Februargrillen am heimischen BSE-Herd  
 
Der Februar war schon immer beklemmend melancholisch. Ihm wohnt der Zauber des Werdens inne, das Zarte der vergangenen Winternächte, oder nüchterner: Er ist nichts halbes und nichts ganzes. Der Winter ist noch nicht vorbei, immer noch friert man sich draußen die sekundären Geschlechtsmerkmale ab, und Frühling ist es auch noch nicht, jedenfalls wollen die Hormone nicht recht in Wallung geraten.

Hinzukommen natürlich andere Kataströphchen: die paar Verwandten, die man noch nicht völlig vergrault hat, sind immer noch wegen des familienpsychologisch notwendigen Weihnachtseklats angesäuert, die Lebensgefährtin schlägt sich mit jahreszeitbedingten Depressionen herum, und dann wird Deutschland noch so nebenbei wegen der BSE-Flut ins politische Aus bugsiert. Als ob man nicht schon genug Sorgen hätte.

So tummeln sich auf den Wiesen fallsüchtige Kühe herum, und die Hirnforscher stehen mit süffisantem Grinsen knietief in vermatschten Prionenpuddings, während der durchschnittsdeutsche Wurstfetischist mit pathetisch verdrehten Augen und leichter Suizidneigung durch den Supermarkt eiert. Als ob das Einläuten der Bush-Ära drüben im Land of the Free nicht schon mehr als deutlich von der allseits um sich greifenden Hirnverschwammung gezeugt hätte.

Dort darf sich nun ein Mensch Präsident nennen, der kürzlich noch nicht einmal mit republikanischen Lesben und Schwulen zu reden gedachte. Möglicherweise befürchtete er, sich dort mit einer unsittlichen Neigung anzustekken, oder gar zu sexuellen Handlungen verleiten zu lassen, die im Staate Texas bis heute per Gesetz mit der Todesstrafe belegt sind. Als alternatives Urlaubsland möchte man da ja gleich den Schwarzwald vorschlagen, auch wenn dort die Burreliose-Zecken ja massiv auf dem Vormarsch sind. BSE und Burreliose sind sich übrigens in einigen Punkten recht ähnlich, fast möchte ich annehmen, die Zecken hätten sich mit den Kühen verschworen, um die Weltherrschaft zu übernehmen.

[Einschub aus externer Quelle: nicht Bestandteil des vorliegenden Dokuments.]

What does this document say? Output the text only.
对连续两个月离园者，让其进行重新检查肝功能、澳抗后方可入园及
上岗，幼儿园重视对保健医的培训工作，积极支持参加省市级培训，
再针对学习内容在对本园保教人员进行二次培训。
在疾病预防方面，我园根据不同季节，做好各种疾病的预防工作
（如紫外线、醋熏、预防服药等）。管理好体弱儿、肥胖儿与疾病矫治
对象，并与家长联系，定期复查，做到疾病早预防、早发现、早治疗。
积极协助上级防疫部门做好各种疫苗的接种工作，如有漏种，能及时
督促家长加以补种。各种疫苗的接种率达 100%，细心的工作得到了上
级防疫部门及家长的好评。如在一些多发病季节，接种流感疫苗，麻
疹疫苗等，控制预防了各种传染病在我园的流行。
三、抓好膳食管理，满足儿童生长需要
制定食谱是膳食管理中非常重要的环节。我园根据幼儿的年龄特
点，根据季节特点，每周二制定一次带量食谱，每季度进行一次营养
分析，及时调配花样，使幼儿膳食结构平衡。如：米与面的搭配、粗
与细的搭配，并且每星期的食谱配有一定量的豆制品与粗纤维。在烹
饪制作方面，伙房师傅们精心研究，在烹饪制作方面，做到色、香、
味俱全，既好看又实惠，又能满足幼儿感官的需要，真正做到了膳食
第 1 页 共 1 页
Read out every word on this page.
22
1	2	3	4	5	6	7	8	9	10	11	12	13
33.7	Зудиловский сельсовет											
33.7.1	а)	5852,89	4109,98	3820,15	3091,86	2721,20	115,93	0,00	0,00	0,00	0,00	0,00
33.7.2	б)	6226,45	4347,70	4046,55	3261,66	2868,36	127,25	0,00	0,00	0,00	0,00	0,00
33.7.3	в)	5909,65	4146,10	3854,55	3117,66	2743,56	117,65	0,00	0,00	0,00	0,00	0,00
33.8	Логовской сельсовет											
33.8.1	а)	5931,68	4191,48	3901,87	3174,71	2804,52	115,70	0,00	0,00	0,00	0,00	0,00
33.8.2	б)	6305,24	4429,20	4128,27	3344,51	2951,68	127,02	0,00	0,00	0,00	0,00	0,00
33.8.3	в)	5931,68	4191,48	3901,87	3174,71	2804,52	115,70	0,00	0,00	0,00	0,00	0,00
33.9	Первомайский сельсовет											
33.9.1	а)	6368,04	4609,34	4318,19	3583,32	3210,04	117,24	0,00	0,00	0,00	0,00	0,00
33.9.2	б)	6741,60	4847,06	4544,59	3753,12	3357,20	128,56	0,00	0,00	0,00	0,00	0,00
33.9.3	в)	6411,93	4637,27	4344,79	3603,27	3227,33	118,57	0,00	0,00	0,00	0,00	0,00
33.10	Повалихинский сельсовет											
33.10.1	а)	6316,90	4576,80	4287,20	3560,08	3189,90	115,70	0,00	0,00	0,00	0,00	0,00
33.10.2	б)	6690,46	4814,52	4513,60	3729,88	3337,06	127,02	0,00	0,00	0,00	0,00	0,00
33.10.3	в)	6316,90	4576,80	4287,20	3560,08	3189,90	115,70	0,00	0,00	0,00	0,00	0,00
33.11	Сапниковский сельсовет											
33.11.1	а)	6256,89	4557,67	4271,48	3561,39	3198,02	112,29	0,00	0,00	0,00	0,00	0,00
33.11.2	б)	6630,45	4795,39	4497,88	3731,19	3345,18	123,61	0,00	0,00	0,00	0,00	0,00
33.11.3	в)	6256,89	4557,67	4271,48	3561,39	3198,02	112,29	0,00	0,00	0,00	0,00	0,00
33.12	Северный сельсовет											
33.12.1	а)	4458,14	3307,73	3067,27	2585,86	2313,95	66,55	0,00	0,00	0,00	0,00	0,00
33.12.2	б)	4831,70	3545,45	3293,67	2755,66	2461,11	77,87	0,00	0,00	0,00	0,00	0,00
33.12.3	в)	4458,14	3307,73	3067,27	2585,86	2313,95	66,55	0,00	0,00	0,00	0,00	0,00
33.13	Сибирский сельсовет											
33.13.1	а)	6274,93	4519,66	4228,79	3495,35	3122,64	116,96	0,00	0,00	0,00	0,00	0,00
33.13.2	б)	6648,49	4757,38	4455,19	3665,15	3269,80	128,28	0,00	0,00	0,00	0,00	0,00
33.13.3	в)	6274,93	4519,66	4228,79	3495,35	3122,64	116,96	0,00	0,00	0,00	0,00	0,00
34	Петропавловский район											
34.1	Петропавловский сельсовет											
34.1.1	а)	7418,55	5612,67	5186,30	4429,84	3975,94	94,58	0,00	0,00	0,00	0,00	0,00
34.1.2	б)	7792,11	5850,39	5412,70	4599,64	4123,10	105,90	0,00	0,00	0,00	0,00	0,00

Das ist übrigens so wie im echten Leben unter Menschen: Dort sind es meist die Zicken und die Kühe, die sich verschwören, und die nicht nur das andere Geschlecht, sondern auch uns Frauen selbst in den Wahn treiben. So geschehen letzte Woche, als mich eine Freundin fragt: "Hast du eigentlich die aktuelle K.D.Lang-CD?" Ich verneine, und sie fragt, mit vor Empörung kraftvoll in die Hüften gestemmten Armen: "Aber wieso denn, die ist doch lesbisch!"

Für einen Moment versuche ich es mir vorzustellen: Frau Lang nimmt gerade noch ihre Hand und Zunge von einem bebenden Frauenkörper, der ermattet in ihren Kissen liegt, und noch im selben Moment wird sie im Zuge einer religiös anmutenden Befruchtungsszene von der Muse geküsst, um dann ihre CD aufzunehmen. Nach einigen Minuten gebe ich auf, und ziehe mich, erschüttert über dieses blinde Zugeständnis an Unlogik und Herdentierverhalten, zurück. Oh ja, wir sollten weniger Rind essen und öfter die Zeckenimpfung auffrischen. Dann klappts auch wieder mit den Hirnfunktionen.